Forty of the 48 recruits were recent high school graduates; the remaining eight are now high school seniors. After participating in R.I.S.E., all 40 enrolled at Cal Poly Pomona.

“I was looking all around at other universities,” says freshman Gabriella Macklin. “I wasn't going to go to Cal Poly Pomona until R.I.S.E. It was so much fun.”

The R.I.S.E. program seemed to have a significant impact on the students who participated.

“I know that I, along with the other participants, was really lucky to be able to have access to this campus, its resources, and facilities, as well as important staff members,” says Mercey Daramola, a senior at King Drew Medical Magnet High School. “The program really gave me the motivation to love Cal Poly Pomona, as well as to do my best to succeed and fulfill high expectations.”  

The recruits were identified in a number of ways. Some had applied at Cal Poly Pomona and were accepted already, but had not made a commitment. Others were found by working directly with churches and high schools, Alexander says.

Parents, teachers and church community leaders were appreciative of the program and the many opportunities it provided to them and their students, she says.

“I thought R.I.S.E. was excellent,” says Jo'Kena Scott, youth administrator for Shield of Faith Christian Center in Pomona. “The part that made the most impact was the information on cultural heritage. I thought it was priceless. R.I.S.E. gave our students hope and let them know that they can be educated and successful. The program also brought focus to career options.”

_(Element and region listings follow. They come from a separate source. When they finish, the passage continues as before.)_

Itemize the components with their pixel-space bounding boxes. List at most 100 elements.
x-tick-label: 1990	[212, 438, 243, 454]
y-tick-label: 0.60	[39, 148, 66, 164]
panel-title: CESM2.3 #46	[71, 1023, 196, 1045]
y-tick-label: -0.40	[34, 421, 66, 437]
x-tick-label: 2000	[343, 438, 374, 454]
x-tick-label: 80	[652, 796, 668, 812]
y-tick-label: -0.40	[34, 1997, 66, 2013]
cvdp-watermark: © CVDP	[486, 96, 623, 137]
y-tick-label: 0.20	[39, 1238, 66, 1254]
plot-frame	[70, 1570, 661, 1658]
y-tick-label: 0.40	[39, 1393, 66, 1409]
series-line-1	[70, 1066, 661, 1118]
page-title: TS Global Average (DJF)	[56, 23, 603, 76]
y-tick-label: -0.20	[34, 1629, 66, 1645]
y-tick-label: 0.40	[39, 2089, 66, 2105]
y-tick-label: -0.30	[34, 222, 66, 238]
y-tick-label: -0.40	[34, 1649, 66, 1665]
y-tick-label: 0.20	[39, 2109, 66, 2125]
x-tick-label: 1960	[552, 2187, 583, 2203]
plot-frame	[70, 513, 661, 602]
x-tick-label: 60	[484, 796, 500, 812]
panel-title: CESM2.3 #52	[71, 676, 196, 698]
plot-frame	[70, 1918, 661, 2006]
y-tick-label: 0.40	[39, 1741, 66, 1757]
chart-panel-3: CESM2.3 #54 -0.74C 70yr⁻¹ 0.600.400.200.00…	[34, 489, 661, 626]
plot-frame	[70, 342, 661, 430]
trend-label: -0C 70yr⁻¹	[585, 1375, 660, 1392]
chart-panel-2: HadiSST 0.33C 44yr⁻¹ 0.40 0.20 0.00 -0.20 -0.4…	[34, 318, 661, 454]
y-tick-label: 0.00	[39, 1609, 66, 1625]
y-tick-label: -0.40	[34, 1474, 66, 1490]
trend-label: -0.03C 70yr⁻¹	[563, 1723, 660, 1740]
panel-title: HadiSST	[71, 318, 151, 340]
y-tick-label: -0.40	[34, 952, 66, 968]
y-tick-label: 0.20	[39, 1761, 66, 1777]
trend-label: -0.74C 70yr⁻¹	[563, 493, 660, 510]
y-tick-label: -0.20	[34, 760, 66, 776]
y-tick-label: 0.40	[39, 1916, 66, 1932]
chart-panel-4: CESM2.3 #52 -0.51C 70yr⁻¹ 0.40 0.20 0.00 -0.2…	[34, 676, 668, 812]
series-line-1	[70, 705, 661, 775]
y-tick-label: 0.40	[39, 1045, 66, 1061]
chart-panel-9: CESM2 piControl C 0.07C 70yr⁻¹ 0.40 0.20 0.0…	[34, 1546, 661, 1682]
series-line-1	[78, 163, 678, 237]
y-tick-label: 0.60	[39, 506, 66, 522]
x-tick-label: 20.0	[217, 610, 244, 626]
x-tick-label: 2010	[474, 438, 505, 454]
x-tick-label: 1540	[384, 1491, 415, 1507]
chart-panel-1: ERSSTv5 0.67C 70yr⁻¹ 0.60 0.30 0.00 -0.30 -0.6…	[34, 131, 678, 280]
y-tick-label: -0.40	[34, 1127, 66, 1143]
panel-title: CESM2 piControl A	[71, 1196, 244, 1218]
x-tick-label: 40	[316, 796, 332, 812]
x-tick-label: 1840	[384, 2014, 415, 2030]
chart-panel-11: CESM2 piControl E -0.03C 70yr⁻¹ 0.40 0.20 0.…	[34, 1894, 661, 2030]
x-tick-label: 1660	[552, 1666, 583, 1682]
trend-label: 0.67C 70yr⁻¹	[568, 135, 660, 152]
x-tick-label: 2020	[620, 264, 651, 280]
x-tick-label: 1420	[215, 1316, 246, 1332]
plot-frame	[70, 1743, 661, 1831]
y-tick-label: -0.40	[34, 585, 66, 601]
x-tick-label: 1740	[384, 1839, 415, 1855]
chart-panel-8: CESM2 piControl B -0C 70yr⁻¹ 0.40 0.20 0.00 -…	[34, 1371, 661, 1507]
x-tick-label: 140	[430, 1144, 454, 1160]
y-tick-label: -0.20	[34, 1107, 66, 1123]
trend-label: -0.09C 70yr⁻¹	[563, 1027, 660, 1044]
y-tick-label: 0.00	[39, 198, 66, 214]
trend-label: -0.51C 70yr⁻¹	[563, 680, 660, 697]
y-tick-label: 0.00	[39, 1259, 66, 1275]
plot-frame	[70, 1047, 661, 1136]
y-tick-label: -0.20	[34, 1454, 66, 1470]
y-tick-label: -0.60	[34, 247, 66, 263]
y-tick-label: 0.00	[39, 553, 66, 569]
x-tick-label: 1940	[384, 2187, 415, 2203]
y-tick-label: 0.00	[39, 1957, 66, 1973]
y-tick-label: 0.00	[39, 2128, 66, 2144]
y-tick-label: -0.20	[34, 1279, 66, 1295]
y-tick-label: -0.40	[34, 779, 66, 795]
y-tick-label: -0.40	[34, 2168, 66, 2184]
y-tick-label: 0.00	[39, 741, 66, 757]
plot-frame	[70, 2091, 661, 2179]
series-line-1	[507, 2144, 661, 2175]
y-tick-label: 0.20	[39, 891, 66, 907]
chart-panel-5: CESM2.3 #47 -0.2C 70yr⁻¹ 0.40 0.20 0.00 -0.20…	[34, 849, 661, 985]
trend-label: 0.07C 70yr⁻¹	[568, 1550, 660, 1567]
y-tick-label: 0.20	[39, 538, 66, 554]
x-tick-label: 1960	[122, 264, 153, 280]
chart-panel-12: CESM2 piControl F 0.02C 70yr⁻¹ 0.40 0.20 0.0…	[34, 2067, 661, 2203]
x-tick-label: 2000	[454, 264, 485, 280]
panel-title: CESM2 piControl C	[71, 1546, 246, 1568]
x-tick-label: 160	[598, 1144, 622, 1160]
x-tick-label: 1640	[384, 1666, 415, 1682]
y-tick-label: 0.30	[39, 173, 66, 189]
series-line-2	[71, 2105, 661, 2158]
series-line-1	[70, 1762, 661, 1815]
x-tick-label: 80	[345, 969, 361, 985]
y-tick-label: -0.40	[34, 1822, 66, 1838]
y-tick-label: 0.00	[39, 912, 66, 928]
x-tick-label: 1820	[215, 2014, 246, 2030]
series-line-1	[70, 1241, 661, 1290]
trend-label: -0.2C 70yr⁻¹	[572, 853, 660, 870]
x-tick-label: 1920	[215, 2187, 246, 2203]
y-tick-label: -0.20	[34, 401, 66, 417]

R.I.S.E. is designed to support students throughout their time at Cal Poly Pomona. There are social and academic events throughout the year. This past cohort was the third at Cal Poly Pomona so there are older students who are also actively involved.

During his first quarter, Bennett developed solid footing at the university. He is majoring in landscape architecture; lives and works on campus; plans to run track; enjoys his classes; and found a support network among people he met through R.I.S.E.

“We have a connection now,” the 18-year-old freshman says. “We support and look out for each other.”